We told CSS Grid to first add a small square, then add four large ones, and then add the other eight small ones. We have not defined the grid-auto-flow property for now, so it defaults to row. Therefore, CSS Grid will start with the first row, add the small square, then two large ones, and then go to the second row, notice that there’s not enough space, move on to the third row, add two more large ones, and then fill the rest up with small ones. And indeed, it does:

Figure 1.15 – CSS Grid arranging squares by rows

Figure 1.15 – CSS Grid arranging squares by rows

There is a noticeable gap in the top left of the grid. Also, the extra row we’ve added has proven useful by housing the extra square.

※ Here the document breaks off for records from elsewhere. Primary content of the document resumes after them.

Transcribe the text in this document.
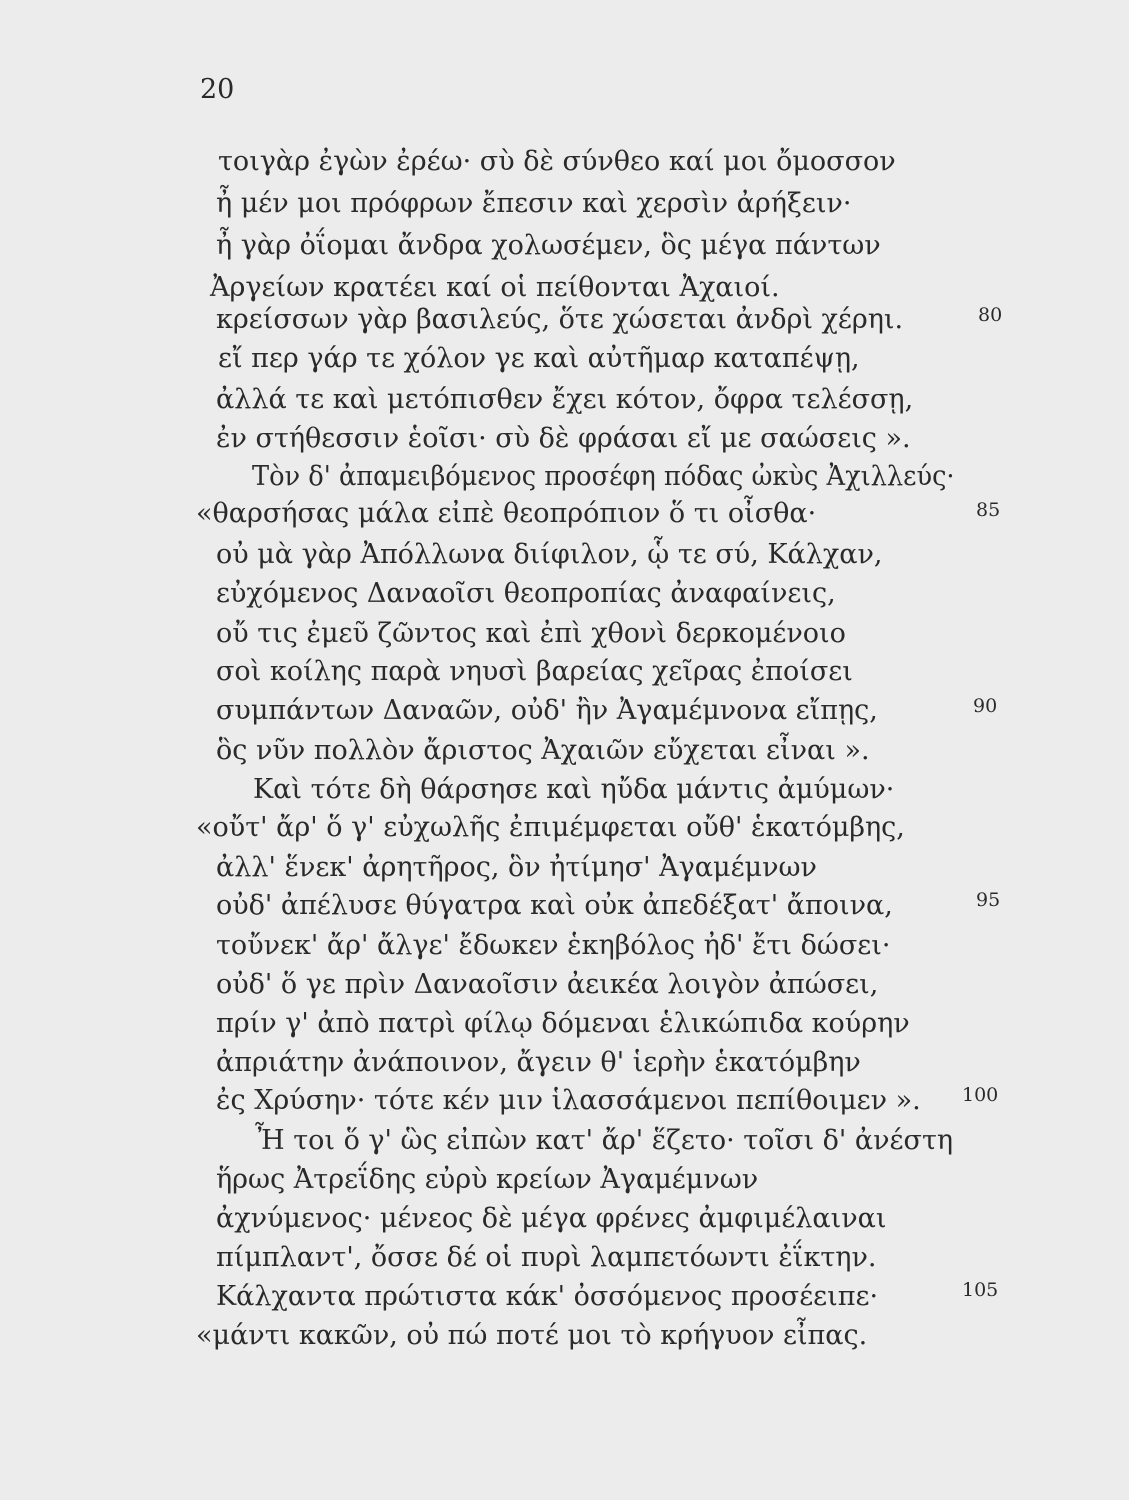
20
τοιγὰρ ἐγὼν ἐρέω· σὺ δὲ σύνθεο καί μοι ὄμοσσον
ἦ μέν μοι πρόφρων ἔπεσιν καὶ χερσὶν ἀρήξειν·
ἦ γὰρ ὀΐομαι ἄνδρα χολωσέμεν, ὃς μέγα πάντων
Ἀργείων κρατέει καί οἱ πείθονται Ἀχαιοί.
κρείσσων γὰρ βασιλεύς, ὅτε χώσεται ἀνδρὶ χέρηι.
εἴ περ γάρ τε χόλον γε καὶ αὐτῆμαρ καταπέψῃ,
ἀλλά τε καὶ μετόπισθεν ἔχει κότον, ὄφρα τελέσσῃ,
ἐν στήθεσσιν ἑοῖσι· σὺ δὲ φράσαι εἴ με σαώσεις ».
Τὸν δ' ἀπαμειβόμενος προσέφη πόδας ὠκὺς Ἀχιλλεύς·
«θαρσήσας μάλα εἰπὲ θεοπρόπιον ὅ τι οἶσθα·
οὐ μὰ γὰρ Ἀπόλλωνα διίφιλον, ᾧ τε σύ, Κάλχαν,
εὐχόμενος Δαναοῖσι θεοπροπίας ἀναφαίνεις,
οὔ τις ἐμεῦ ζῶντος καὶ ἐπὶ χθονὶ δερκομένοιο
σοὶ κοίλης παρὰ νηυσὶ βαρείας χεῖρας ἐποίσει
συμπάντων Δαναῶν, οὐδ' ἢν Ἀγαμέμνονα εἴπῃς,
ὃς νῦν πολλὸν ἄριστος Ἀχαιῶν εὔχεται εἶναι ».
Καὶ τότε δὴ θάρσησε καὶ ηὔδα μάντις ἀμύμων·
«οὔτ' ἄρ' ὅ γ' εὐχωλῆς ἐπιμέμφεται οὔθ' ἑκατόμβης,
ἀλλ' ἕνεκ' ἀρητῆρος, ὃν ἠτίμησ' Ἀγαμέμνων
οὐδ' ἀπέλυσε θύγατρα καὶ οὐκ ἀπεδέξατ' ἄποινα,
τοὔνεκ' ἄρ' ἄλγε' ἔδωκεν ἑκηβόλος ἠδ' ἔτι δώσει·
οὐδ' ὅ γε πρὶν Δαναοῖσιν ἀεικέα λοιγὸν ἀπώσει,
πρίν γ' ἀπὸ πατρὶ φίλῳ δόμεναι ἑλικώπιδα κούρην
ἀπριάτην ἀνάποινον, ἄγειν θ' ἱερὴν ἑκατόμβην
ἐς Χρύσην· τότε κέν μιν ἱλασσάμενοι πεπίθοιμεν ».
Ἦ τοι ὅ γ' ὣς εἰπὼν κατ' ἄρ' ἕζετο· τοῖσι δ' ἀνέστη
ἥρως Ἀτρεΐδης εὐρὺ κρείων Ἀγαμέμνων
ἀχνύμενος· μένεος δὲ μέγα φρένες ἀμφιμέλαιναι
πίμπλαντ', ὄσσε δέ οἱ πυρὶ λαμπετόωντι ἐΐκτην.
Κάλχαντα πρώτιστα κάκ' ὀσσόμενος προσέειπε·
«μάντι κακῶν, οὐ πώ ποτέ μοι τὸ κρήγυον εἶπας.
80
85
90
95
100
105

We can expect roughly the same behavior if we swap the value of grid-auto-flow from rows to columns:

Figure 1.16 – CSS Grid arranging squares by columns

Figure 1.16 – CSS Grid arranging squares by columns

Now, we’ve ended up with three gaps. Since CSS Grid cannot fit the third large square, it moves to the second column and repeats the filling process.

Those gaps are annoying, though, aren’t they? With dense, we can tell CSS Grid to fill these gaps. The plain value of dense is only a short form of row dense, so we don’t need to differentiate those cases. However, it will produce a—well, dense layout:

Figure 1.17 – CSS Grid arranging squares in a dense grid by rows

Figure 1.17 – CSS Grid arranging squares in a dense grid by rows

A dense column layout, achieved by using column dense, works the same way:

Figure 1.18 – CSS Grid arranging squares in a dense grid by columns

Figure 1.18 – CSS Grid arranging squares in a dense grid by columns

The layout is similar: some parts are rotated and mirrored, and the rest is filled up, column by column. Thinking about it, we can get pretty artsy with grids. Maybe there’s some pixel art made with CSS Grid out there—who knows?

Grid flow gives us even more control over how a grid behaves, should we not know its content in advance. Think of user-generated content or randomly selected items. Grid flow fills any resulting gaps for us and guarantees a pretty grid.